Nov 12, 2023

Minor Social Security Bill Advances

    The description of a bill passed by the House Ways and Means Committee:

The Clergy Act

Introduced by former Speaker Kevin McCarthy (CA-20) and Representative Mike Thompson (CA-04), H.R. 6068 creates a window for clergy members to opt back into contributing to and receiving Social Security.

  • Creates a time-limited, voluntary open season for members of the clergy to revoke their Social Security exemption and opt into Social Security coverage.
  • Under current law, members of the clergy may apply for an exemption from paying certain taxes on income associated with the performance of ministerial services. The exemption also applies to receiving future benefits. Once the exemption is made, it currently cannot be reversed. Roughly 2,000 members of the clergy receive an exemption every year.

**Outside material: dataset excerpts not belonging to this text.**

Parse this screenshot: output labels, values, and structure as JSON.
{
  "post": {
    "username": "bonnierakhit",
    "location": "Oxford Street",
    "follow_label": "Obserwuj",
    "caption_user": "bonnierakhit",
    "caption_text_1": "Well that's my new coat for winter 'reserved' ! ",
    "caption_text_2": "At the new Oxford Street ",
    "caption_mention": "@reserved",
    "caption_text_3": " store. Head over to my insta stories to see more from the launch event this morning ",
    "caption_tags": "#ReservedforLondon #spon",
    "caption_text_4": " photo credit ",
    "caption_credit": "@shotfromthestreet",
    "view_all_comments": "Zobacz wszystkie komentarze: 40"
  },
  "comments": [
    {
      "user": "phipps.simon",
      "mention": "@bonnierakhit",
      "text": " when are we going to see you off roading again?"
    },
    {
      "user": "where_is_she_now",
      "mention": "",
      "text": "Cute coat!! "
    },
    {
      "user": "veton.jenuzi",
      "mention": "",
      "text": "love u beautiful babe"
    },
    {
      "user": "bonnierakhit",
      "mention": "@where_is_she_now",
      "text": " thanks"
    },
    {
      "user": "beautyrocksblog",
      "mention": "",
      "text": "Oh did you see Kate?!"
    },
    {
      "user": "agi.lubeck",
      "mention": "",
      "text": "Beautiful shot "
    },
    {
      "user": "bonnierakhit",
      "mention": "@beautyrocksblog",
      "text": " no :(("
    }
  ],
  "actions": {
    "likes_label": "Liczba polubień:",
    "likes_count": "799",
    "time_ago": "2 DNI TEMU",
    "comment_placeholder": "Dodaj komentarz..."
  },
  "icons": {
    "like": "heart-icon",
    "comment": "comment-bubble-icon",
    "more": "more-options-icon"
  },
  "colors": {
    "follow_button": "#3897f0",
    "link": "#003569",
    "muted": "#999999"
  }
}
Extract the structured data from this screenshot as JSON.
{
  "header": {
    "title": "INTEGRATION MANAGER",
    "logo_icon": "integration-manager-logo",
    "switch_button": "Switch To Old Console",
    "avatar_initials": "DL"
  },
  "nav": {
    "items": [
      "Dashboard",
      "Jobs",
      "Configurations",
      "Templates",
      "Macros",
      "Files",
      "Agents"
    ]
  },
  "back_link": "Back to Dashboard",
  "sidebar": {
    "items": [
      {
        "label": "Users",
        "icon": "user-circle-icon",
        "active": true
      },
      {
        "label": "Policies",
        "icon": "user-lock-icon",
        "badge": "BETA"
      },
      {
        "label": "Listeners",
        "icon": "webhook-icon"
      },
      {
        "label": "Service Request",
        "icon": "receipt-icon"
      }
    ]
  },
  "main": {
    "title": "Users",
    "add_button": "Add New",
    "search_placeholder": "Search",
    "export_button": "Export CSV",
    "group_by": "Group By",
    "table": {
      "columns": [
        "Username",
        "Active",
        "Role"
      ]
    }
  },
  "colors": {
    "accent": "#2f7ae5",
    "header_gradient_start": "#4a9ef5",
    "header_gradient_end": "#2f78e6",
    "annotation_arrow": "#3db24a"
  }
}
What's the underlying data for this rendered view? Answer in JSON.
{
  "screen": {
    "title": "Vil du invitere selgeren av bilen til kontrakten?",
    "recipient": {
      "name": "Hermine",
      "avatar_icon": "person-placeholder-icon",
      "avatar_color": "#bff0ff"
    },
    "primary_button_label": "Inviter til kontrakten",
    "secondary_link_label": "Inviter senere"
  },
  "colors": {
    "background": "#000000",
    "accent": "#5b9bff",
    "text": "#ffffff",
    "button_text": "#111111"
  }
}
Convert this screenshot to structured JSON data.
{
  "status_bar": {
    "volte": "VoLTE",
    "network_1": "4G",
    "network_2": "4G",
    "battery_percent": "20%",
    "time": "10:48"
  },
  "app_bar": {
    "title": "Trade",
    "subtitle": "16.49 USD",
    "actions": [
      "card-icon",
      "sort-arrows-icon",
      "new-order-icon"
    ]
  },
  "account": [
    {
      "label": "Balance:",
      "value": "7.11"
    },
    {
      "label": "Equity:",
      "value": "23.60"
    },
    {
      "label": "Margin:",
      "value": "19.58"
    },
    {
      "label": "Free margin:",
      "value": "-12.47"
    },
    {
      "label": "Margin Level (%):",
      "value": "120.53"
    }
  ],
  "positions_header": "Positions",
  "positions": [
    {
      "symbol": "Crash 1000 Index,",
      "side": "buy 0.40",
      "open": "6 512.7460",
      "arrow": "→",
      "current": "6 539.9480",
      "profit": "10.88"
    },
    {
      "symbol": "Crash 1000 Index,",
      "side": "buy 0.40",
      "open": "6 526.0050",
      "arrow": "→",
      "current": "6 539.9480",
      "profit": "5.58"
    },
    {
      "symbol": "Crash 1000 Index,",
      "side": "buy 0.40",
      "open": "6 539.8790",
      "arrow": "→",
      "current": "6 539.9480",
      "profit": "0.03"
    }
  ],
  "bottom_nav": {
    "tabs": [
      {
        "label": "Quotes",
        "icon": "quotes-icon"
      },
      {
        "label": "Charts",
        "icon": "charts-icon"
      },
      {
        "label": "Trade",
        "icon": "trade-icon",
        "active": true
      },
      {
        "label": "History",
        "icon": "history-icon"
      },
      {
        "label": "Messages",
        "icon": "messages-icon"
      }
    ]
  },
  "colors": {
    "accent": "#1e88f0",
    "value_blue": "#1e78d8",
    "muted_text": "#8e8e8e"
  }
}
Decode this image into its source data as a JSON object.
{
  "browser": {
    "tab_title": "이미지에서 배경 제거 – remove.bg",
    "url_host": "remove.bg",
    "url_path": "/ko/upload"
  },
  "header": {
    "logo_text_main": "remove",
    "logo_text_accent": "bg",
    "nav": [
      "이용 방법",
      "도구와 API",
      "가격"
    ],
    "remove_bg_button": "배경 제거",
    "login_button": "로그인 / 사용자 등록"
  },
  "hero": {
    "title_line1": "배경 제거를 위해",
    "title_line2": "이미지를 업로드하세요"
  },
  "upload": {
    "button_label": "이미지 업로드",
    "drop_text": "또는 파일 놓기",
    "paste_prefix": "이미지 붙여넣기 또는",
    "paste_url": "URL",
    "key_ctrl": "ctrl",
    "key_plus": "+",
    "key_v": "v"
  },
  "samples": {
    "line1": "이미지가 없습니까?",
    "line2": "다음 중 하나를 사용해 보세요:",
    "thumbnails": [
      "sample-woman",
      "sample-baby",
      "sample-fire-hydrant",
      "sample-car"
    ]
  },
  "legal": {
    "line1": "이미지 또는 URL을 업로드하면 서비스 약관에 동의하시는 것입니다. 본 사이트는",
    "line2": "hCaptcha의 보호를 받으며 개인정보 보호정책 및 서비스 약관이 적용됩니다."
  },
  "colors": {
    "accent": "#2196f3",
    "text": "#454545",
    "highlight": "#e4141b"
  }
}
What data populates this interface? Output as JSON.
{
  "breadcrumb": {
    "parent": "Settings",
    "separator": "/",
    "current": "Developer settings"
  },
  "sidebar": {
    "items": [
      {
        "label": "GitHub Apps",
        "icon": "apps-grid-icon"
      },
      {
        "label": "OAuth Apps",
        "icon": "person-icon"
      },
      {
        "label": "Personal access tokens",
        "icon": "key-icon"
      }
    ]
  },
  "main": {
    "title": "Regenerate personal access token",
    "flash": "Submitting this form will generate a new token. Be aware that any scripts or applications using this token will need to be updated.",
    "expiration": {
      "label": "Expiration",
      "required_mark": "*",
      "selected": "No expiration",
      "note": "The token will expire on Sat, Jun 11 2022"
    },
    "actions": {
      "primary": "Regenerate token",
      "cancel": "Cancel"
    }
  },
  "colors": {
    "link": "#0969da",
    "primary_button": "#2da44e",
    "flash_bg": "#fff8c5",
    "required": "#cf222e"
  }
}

     If this advances, and I wouldn't bet on even such innocuous legislation advancing, it may attract amendments which would make it more interesting but which could also cause it to fail.

6 comments:

Anonymous said...

I am amazed at how well the religious community has found ways to manipulate the system for benefits. Communities of Nuns/Sisters write off resources and income in the hundreds of thousands of dollars to get LIS, Medicaid, and more. Yet a poor family will lose a family home to pay for LTC. Such a deal.

Dont believe me

POMS
HI 03020.040

Anonymous said...

Don’t forget that Minister pensions are also exempt from WEP. Plenty of exceptions for religious folks who don’t want to play the system the best they can.

Anonymous said...

@1010am. Many nuns take vows of poverty and are paid a small stipend. Many work well beyond retirement age. They devote their entire life to service. One in our area retired at age 90. She worked the last several years for a very small stipend, serving the poor and dying. She taught for 50 years at a very low wage and then worked another 30 doing other service for a stipend. SSA benefit under $500 per month before Medicare.

Anonymous said...

It seems like this has the potential for giving a windfall to certain clergy members.

A twenty year old minister, not making much, decides to get more take home by taking this exemption. So now, 20 years later and in his peak earning years, he revolks the exemption and starts contributing.

The minister had 2o years tax free and his retirement benefits will be based on 27 years of peak earnings. Would this be the case or am I missing something about the PIA calculation?

Anonymous said...

2:38 but what is her Order worth? Who and what paid for her housing food medical dental and vision? All of that counts against a lot of older people, wives who took care of kids and a husband and get a partial payout because she didn't work. Guess what, the state will take her house to pay for her long term care while the nun gets it for free and her order doesn't even pay a dime. Some orders even run their own Medicaid approved LTC and collect the money.

fair system for sure!

Anonymous said...

The law provides many exemptions and benefits to religious groups and individuals in the name of religion. Think about property tax exemptions for property used for religious purposes and specific exemptions like these and others such as the home allowance exclusion. We can and should consider whether any of these exemptions are good public policy. I happen to think they're not, but this tiny change that only seems to allow someone to revoke an exemption they once claimed doesn't bother me at all.

And to 3:57, 35 years of earnings not 27.